10 responses to “Microsoft Steps In to Correct Errant Intel Patch on Windows”

  1. Engineerasaurus

    This appears to just add the flexibility to enable/disable the mitigations with registry key values. This takes the W10/W7 patch behaviour to be the same as that which was already being used in the server patches (W2008R2/etc.).

  2. PincasX

    There is a saying “It’s one thing to step on your own dick, it is another to jump up and down on it while yelling ‘Hey! Look at me.” Intel appears to have chosen the latter in this situation.
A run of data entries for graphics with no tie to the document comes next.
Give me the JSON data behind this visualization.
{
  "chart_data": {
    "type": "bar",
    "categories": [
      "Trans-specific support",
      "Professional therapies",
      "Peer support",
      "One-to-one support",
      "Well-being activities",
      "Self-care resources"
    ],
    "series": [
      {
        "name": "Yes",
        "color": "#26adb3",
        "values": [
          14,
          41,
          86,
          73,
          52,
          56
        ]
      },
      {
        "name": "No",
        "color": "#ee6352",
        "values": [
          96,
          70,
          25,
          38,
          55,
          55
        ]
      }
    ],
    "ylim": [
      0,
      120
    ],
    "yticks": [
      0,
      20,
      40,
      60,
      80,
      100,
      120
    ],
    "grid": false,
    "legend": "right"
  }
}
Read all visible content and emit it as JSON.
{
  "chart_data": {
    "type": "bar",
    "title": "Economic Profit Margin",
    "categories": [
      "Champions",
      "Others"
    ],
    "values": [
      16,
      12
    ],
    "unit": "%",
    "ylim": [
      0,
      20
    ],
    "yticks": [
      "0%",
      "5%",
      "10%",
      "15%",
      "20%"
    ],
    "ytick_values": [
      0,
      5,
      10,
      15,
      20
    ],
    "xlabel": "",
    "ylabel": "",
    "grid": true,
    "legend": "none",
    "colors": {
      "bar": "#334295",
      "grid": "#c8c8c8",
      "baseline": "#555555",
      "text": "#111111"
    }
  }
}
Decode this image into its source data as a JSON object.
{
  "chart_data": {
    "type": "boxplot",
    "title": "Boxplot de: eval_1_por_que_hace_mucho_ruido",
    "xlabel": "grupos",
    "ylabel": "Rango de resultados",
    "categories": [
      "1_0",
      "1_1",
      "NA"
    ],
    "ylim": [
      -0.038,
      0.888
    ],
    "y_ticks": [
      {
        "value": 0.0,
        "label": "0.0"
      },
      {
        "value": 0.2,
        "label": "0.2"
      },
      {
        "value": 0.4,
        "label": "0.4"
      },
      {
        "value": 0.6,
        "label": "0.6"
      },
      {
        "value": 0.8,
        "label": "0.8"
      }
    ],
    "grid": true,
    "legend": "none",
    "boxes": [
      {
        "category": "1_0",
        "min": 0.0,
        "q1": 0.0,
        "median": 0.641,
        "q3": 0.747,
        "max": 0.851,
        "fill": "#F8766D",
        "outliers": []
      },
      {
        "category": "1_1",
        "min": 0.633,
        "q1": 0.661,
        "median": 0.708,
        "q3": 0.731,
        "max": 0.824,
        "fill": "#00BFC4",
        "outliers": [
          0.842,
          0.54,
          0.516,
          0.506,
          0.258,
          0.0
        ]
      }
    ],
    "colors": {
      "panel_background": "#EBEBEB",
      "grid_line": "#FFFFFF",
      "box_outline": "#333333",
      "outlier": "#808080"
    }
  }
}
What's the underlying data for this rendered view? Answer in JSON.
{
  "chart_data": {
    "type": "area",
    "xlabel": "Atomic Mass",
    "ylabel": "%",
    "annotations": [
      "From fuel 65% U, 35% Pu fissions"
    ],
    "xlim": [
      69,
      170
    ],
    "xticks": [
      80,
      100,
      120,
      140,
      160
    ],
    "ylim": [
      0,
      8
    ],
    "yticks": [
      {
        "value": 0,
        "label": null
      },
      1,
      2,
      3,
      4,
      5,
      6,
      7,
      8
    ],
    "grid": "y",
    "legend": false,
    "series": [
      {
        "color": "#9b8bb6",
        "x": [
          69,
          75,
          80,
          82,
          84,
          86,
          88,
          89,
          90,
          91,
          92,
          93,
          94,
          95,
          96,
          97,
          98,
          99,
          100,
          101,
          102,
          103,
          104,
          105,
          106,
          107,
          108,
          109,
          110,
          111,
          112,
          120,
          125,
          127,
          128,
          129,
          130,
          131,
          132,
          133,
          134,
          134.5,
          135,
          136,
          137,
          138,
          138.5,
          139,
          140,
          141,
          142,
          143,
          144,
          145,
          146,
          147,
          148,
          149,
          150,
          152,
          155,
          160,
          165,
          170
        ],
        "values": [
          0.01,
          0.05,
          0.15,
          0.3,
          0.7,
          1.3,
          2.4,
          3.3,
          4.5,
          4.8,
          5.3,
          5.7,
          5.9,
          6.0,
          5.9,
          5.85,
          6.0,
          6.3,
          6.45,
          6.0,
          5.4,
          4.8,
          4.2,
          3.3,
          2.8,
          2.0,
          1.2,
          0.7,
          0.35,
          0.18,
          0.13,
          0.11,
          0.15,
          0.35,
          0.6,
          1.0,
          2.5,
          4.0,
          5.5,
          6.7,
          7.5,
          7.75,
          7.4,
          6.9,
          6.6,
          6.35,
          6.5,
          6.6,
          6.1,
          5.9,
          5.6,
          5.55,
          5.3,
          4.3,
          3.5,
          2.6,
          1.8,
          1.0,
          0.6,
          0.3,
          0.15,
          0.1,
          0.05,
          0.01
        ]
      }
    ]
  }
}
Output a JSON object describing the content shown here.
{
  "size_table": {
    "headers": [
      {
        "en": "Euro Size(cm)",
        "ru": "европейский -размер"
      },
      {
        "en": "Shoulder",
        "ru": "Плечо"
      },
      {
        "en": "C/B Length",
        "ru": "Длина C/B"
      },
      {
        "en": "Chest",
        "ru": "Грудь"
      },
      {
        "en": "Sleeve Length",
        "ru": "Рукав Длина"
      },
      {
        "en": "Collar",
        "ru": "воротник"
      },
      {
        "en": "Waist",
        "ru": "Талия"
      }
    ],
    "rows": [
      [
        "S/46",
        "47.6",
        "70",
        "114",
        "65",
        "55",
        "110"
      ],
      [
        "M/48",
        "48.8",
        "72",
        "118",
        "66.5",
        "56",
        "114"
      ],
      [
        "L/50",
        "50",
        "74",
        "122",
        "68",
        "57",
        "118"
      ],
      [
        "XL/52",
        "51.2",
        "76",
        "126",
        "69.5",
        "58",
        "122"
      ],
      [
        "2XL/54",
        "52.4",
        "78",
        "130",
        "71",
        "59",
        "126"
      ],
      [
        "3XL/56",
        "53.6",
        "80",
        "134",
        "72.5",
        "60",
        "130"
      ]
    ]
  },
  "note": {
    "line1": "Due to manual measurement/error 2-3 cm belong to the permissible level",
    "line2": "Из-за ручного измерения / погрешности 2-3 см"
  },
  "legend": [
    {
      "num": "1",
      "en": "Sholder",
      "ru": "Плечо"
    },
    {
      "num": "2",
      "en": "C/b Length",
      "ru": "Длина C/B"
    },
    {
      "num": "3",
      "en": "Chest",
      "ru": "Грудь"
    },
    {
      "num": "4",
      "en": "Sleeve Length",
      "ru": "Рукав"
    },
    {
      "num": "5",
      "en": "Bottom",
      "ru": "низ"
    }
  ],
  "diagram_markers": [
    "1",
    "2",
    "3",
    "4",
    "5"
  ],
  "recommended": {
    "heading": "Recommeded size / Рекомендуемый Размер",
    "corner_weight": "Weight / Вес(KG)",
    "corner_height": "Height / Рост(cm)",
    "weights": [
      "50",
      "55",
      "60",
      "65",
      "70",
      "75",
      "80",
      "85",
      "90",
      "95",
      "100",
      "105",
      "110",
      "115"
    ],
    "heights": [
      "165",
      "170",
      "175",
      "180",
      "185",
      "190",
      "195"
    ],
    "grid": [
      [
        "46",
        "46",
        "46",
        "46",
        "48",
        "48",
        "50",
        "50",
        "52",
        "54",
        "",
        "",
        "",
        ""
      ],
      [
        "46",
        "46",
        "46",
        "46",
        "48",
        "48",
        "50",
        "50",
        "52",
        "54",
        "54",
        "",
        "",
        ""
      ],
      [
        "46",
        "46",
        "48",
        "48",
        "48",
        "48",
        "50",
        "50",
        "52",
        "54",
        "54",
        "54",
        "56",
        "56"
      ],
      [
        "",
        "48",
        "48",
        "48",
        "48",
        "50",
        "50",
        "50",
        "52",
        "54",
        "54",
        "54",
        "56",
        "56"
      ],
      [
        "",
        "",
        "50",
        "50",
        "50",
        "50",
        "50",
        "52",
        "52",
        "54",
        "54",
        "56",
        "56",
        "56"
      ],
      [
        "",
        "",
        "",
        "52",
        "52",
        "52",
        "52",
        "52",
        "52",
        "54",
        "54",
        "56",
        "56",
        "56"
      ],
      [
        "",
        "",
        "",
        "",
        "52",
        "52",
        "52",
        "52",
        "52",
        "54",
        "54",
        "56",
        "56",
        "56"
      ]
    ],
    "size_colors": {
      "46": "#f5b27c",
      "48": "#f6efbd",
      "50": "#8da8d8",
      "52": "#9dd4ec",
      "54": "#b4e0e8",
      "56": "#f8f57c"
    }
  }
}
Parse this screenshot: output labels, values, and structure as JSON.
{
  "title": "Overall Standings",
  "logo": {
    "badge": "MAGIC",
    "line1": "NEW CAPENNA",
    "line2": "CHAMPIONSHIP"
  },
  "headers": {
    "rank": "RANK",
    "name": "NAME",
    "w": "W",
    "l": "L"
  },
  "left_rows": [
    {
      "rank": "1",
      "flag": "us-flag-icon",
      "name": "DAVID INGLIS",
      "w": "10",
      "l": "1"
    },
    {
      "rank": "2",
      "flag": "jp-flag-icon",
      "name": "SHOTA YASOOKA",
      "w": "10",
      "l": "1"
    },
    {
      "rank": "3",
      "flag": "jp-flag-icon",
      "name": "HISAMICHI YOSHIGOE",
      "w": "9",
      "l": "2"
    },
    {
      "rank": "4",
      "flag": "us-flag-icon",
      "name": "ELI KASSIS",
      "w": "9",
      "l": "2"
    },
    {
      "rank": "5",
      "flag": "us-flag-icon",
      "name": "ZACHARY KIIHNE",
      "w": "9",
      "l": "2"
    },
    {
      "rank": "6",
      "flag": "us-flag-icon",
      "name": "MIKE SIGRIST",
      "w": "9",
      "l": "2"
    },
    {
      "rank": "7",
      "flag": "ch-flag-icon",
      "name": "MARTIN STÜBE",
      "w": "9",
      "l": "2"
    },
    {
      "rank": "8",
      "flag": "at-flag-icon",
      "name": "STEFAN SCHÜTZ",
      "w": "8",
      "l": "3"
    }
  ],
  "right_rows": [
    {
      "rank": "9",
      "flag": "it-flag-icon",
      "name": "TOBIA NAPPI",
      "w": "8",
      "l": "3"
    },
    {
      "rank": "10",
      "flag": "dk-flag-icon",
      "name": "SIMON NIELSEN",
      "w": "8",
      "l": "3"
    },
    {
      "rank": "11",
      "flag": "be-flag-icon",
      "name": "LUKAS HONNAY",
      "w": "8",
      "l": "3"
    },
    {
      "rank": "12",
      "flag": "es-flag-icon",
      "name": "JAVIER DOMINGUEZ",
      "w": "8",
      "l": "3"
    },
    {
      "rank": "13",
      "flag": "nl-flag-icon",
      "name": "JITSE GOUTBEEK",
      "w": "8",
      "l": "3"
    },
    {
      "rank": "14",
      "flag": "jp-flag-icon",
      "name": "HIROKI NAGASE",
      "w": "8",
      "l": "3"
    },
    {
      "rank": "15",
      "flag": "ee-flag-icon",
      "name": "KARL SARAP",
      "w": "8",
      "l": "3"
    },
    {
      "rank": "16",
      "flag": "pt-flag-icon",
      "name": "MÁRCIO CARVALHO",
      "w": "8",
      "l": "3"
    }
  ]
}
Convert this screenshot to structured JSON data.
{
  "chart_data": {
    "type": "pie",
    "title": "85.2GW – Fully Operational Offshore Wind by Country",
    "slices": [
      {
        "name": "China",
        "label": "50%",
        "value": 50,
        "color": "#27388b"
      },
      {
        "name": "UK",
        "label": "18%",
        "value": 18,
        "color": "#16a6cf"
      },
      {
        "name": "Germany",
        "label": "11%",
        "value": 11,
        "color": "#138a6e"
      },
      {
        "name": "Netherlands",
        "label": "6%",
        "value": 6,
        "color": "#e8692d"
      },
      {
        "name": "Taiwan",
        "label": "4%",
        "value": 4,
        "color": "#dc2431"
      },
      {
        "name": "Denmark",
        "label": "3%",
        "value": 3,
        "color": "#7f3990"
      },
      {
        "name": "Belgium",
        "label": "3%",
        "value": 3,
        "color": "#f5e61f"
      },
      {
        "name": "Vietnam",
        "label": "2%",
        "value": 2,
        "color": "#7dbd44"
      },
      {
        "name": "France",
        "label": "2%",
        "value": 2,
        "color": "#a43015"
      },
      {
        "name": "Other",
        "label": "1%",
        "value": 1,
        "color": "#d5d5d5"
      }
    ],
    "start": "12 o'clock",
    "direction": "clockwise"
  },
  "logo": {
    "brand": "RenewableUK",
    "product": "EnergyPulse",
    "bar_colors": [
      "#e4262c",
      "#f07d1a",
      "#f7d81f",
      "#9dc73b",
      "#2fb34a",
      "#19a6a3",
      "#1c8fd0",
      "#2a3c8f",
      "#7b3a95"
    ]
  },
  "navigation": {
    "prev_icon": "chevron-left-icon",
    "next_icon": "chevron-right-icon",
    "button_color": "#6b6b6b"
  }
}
Their handing of this has been abysmal.

  3. Igor Engelen

    One of the last patches on server OSes you had to set reg keys to enable the mitigation, on client OSes this was done by default. This fix just reverts the registry entries.

  4. Tony Barrett

    My opinion of this whole Meltdown/Spectre thing is that, in general is poses an insignificantly tiny risk to the average user. What it does pose though is a very high profile problem for Intel, and they're not dealing with it very well at all. The whole situation has been blown completely out of all proportion - yes, it's a real bug, and yes, it affects pretty much every Intel CPU in the last 10 years (and AMD with Spectre to an even lesser extent), but it's more about accountability and massive companies like Intel and Microsoft who probably realize the very low risk, but can't be seen to be doing nothing, and these are two companies who have been in each others pockets forever.

    Intel screwed up, big time, and now they're floundering about struggling to deal with it. What they really want is for everyone to buy new CPU's when the announce their 'free from Meltdown/Spectre bugs' processors later in the year, but that ain't gonna happen. Confidence is hard won and easily lost. Intel haven't had a very good 6 months, yet they're big enough and rich enough to ride it out, take it on the chin, and move on. Hopefully.

    The press love a good story though, and they're not letting this one go. That's part of the problem. It's reported day in and day out in all the tech and national press, TV news etc. You'd have thought the world was about to end. It isn't, believe me. Not yet anyway.

  5. Waethorn

    So predictive computing has become a liability. "AI" is just bullshit: there's always a Real Human pulling the strings and pushing buttons behind it. So when is the computing industry going to give up on this whole endeavour and just give people what they want: fast computing that works on the user's terms and just does what it's told?

    Oh and BTW: Raspberry Pi's ARM chips don't use branch prediction. Time to scale up those processors into higher-wattage versions with active cooling and we don't have to deal with any of this garbage.

    The only thing predictable about predictability is that it's inherently unpredictable.